In unserem Fall passt sich die Anlage der Staukote am See an. Wenn das Wasser im Herbst und Winter turbiniert wird, muss sich das schwimmende Feld am Boden absetzen. Die aktuelle Anlage nimmt Höhenunterschiede von rund 17 m auf. Dies ist ebenfalls ein massgebender Unterschied zu anderen Anlagen weltweit, welche meist keine oder nur geringe Höhenunterschiede absorbieren müssen. Die Anlage ist über ein schwimmendes Stromkabel mit dem Ufer verbunden, von wo der Strom durch ein erdverlegtes Kabel ins lokale Mittelspannungsnetz eingespeist wird.

Kann eine schwimmende Solaranlage auf jedem See installiert werden oder müssen bestimmte Anforderungen erfüllt werden?

Einerseits ist die Topografie massgebend, denn ein breites Tal ist immer einfacher als steile Hänge. Andererseits ist der Seeboden wichtig, falls die Anlage im Winter am Boden abgesetzt werden muss, wie im Fall von Stauanlagen. Letztlich ist die gesamte Höhenschwankung ein kritischer Punkt. Zudem sind aber auch Umweltkriterien, der Anschluss ans Strassennetz sowie Stromnetzanschlüsse wichtig. 

Haben Wetterbedingungen wie Regen oder Schnee einen Einfluss auf die Solaranlage?

Regen beeinflusst die Solaranlagen nicht. Schnee hingegen hat einen positiven Einfluss, da dieser durch den Albedo-Effekt die Sonneneinstrahlung reflektiert. Auf der aktuellen Anlage wurden bi-faziale Solarzellen installiert, das sind Zellen, welche von beiden Seiten beleuchtet werden können. Mit der vom Schnee reflektierten Sonneneinstrahlung können somit weitere Kilowattstunden produziert werden, auch wenn die Vorderseite mit Schnee bedeckt ist. Dadurch erwärmt sich die Vorderseite und der angefallene Schnee rutscht ab. 

Die Sonnenenergie aus schwimmenden Solaranlagen in alpinen Gebieten leistet einen interessanten Beitrag zum Schweizer Energiemix, insbesondere in den Wintermonaten.

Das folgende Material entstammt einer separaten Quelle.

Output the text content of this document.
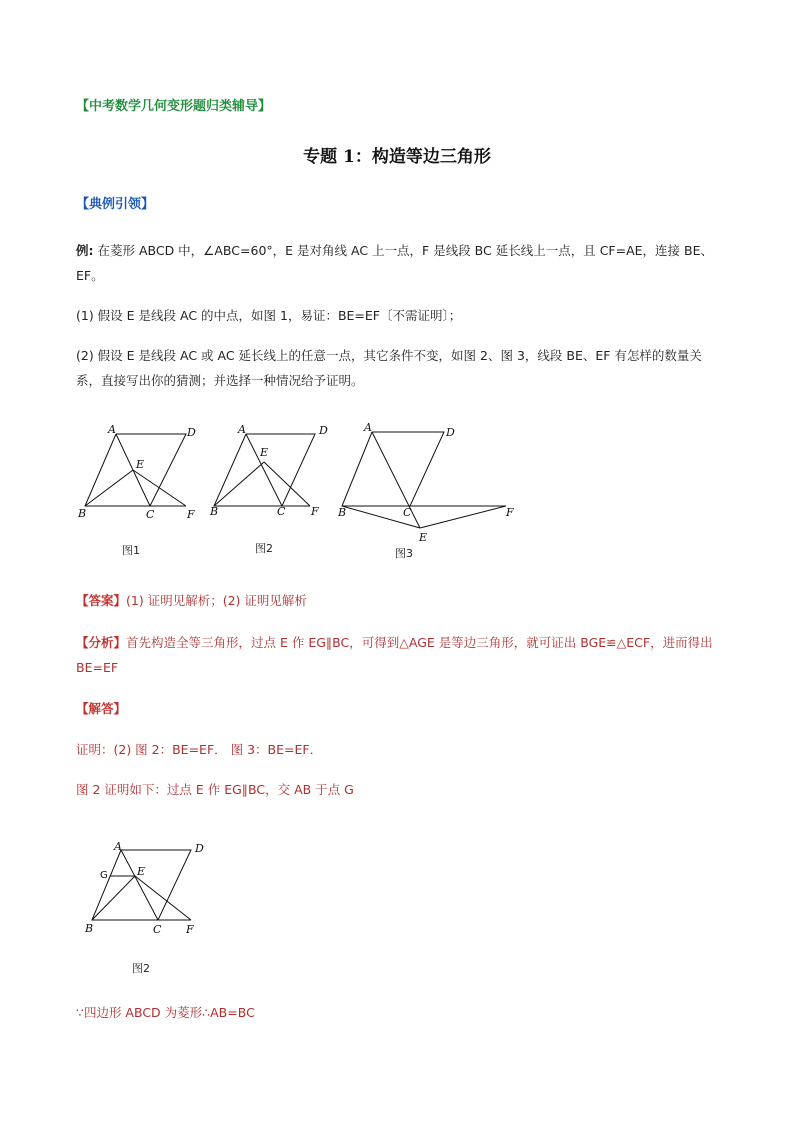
【中考数学几何变形题归类辅导】
专题 1：构造等边三角形
【典例引领】
例: 在菱形 ABCD 中，∠ABC=60°，E 是对角线 AC 上一点，F 是线段 BC 延长线上一点，且 CF=AE，连接 BE、EF。
(1) 假设 E 是线段 AC 的中点，如图 1，易证：BE=EF〔不需证明〕；
(2) 假设 E 是线段 AC 或 AC 延长线上的任意一点，其它条件不变，如图 2、图 3，线段 BE、EF 有怎样的数量关系，直接写出你的猜测；并选择一种情况给予证明。
A	D
E
B	C	F
A	D
E
B	C F
A	D
B	C	F
E
图1	图2	图3
【答案】(1) 证明见解析；(2) 证明见解析
【分析】首先构造全等三角形，过点 E 作 EG∥BC，可得到△AGE 是等边三角形，就可证出 BGE≌△ECF，进而得出 BE=EF
【解答】
证明：(2) 图 2：BE=EF． 图 3：BE=EF．
图 2 证明如下：过点 E 作 EG∥BC，交 AB 于点 G
A	D
G	E
B	C F
图2
∵四边形 ABCD 为菱形∴AB=BC
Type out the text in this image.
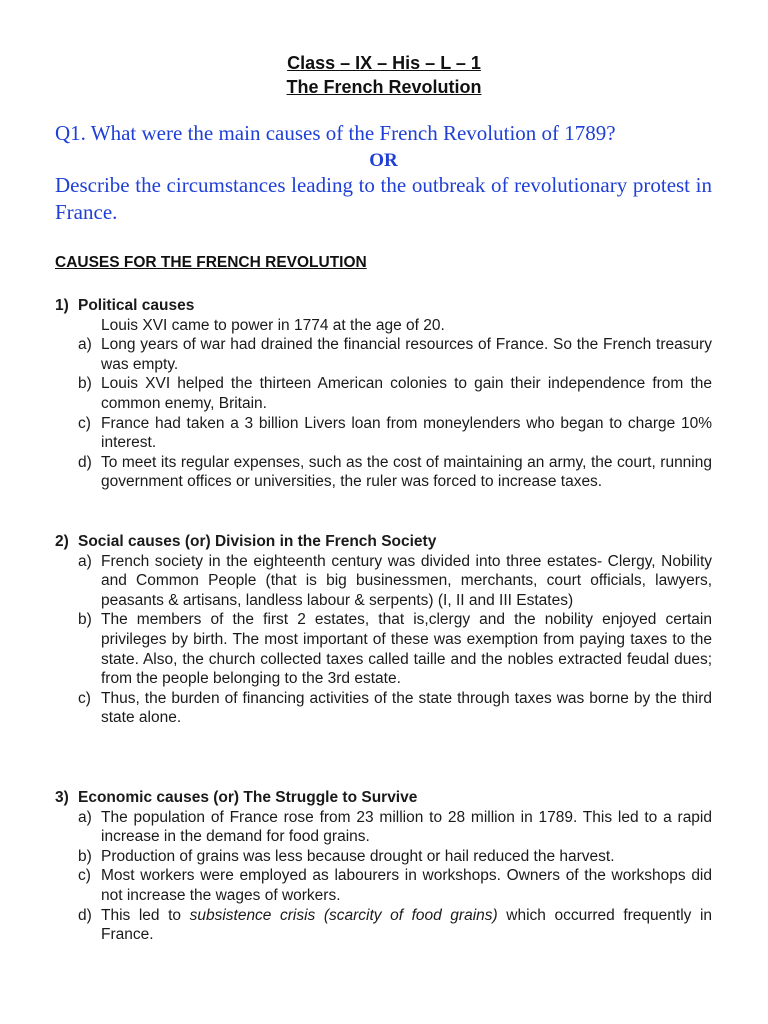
Class – IX – His – L – 1
The French Revolution
Q1. What were the main causes of the French Revolution of 1789?
OR
Describe the circumstances leading to the outbreak of revolutionary protest in France.
CAUSES FOR THE FRENCH REVOLUTION
1) Political causes
Louis XVI came to power in 1774 at the age of 20.
a) Long years of war had drained the financial resources of France. So the French treasury was empty.
b) Louis XVI helped the thirteen American colonies to gain their independence from the common enemy, Britain.
c) France had taken a 3 billion Livers loan from moneylenders who began to charge 10% interest.
d) To meet its regular expenses, such as the cost of maintaining an army, the court, running government offices or universities, the ruler was forced to increase taxes.
2) Social causes (or) Division in the French Society
a) French society in the eighteenth century was divided into three estates- Clergy, Nobility and Common People (that is big businessmen, merchants, court officials, lawyers, peasants & artisans, landless labour & serpents) (I, II and III Estates)
b) The members of the first 2 estates, that is,clergy and the nobility enjoyed certain privileges by birth. The most important of these was exemption from paying taxes to the state. Also, the church collected taxes called taille and the nobles extracted feudal dues; from the people belonging to the 3rd estate.
c) Thus, the burden of financing activities of the state through taxes was borne by the third state alone.
3) Economic causes (or) The Struggle to Survive
a) The population of France rose from 23 million to 28 million in 1789. This led to a rapid increase in the demand for food grains.
b) Production of grains was less because drought or hail reduced the harvest.
c) Most workers were employed as labourers in workshops. Owners of the workshops did not increase the wages of workers.
d) This led to subsistence crisis (scarcity of food grains) which occurred frequently in France.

Welche Vorteile haben Solarzellen auf Seen zu Anlagen an Land? 

In unserem Fall haben wir bewusst einen Stausee ausgewählt, da hier die Umweltbeeinträchtigungen bereits bestehen. Dies wurde von den Umweltverbänden ebenfalls gutgeheissen. Anders wäre die Situation auf natürlichen Gewässern.

Wenn solche Anlagen kostengünstig auf Stauseen aufgebaut werden, können grosse Strommengen produziert werden. Gleichwertige Flächen an Land könnten nur auf Kosten von Bau- oder Kulturland konstruiert werden.  Dies ist jedoch in der Schweiz heutzutage nicht denkbar, auch wenn solche Anlagen um einiges günstiger wären.

Was sind Vorteile einer schwimmenden Solaranlage als Energiequelle?  

Die nutzbare Oberfläche, die aktuell nicht für andere Zwecke verwendet werden kann.

Wie viel Energie wird dadurch erzeugt?

Die heutige Anlage produziert rund 800 000 kWh, was in etwa dem Verbrauch von 220 Haushalten pro Jahr entspricht. Die Erweiterung könnte etwa 12 000 000 kWh produzieren, was den jährlichen Verbrauch von 3300 Haushalten decken würde.

Können Sie sich eine Ausweitung dieses Projekts auf die ganze Schweiz vorstellen? 

Wir sind aktuell an der technischen Planung für eine Erweiterung dieses Projekts. Es ist geplant, rund zwei Drittel der Seelänge zu bedecken. Ziel ist es, ein standortunabhängiges Produkt zu entwickeln, damit dieses auch auf anderen Bergseen implementiert werden kann. In der Schweiz und dem nahen Alpenraum wäre es dann durchaus denkbar, dass wir weitere Projekte ausführen könnten. 

Könnte die Schweiz Ihrer Meinung nach energieautark werden, wenn sich dieses Projekt auf die ganze Schweiz ausdehnen würde?

Gewiss, die Sonnenenergie aus schwimmenden Solaranlagen in alpinen Gebieten leistet einen interessanten Beitrag zum Schweizer Energiemix, insbesondere in den Wintermonaten. Das bedeutet jedoch nicht, dass sie die einzige Lösung für die Energieunabhängigkeit der Schweiz ist.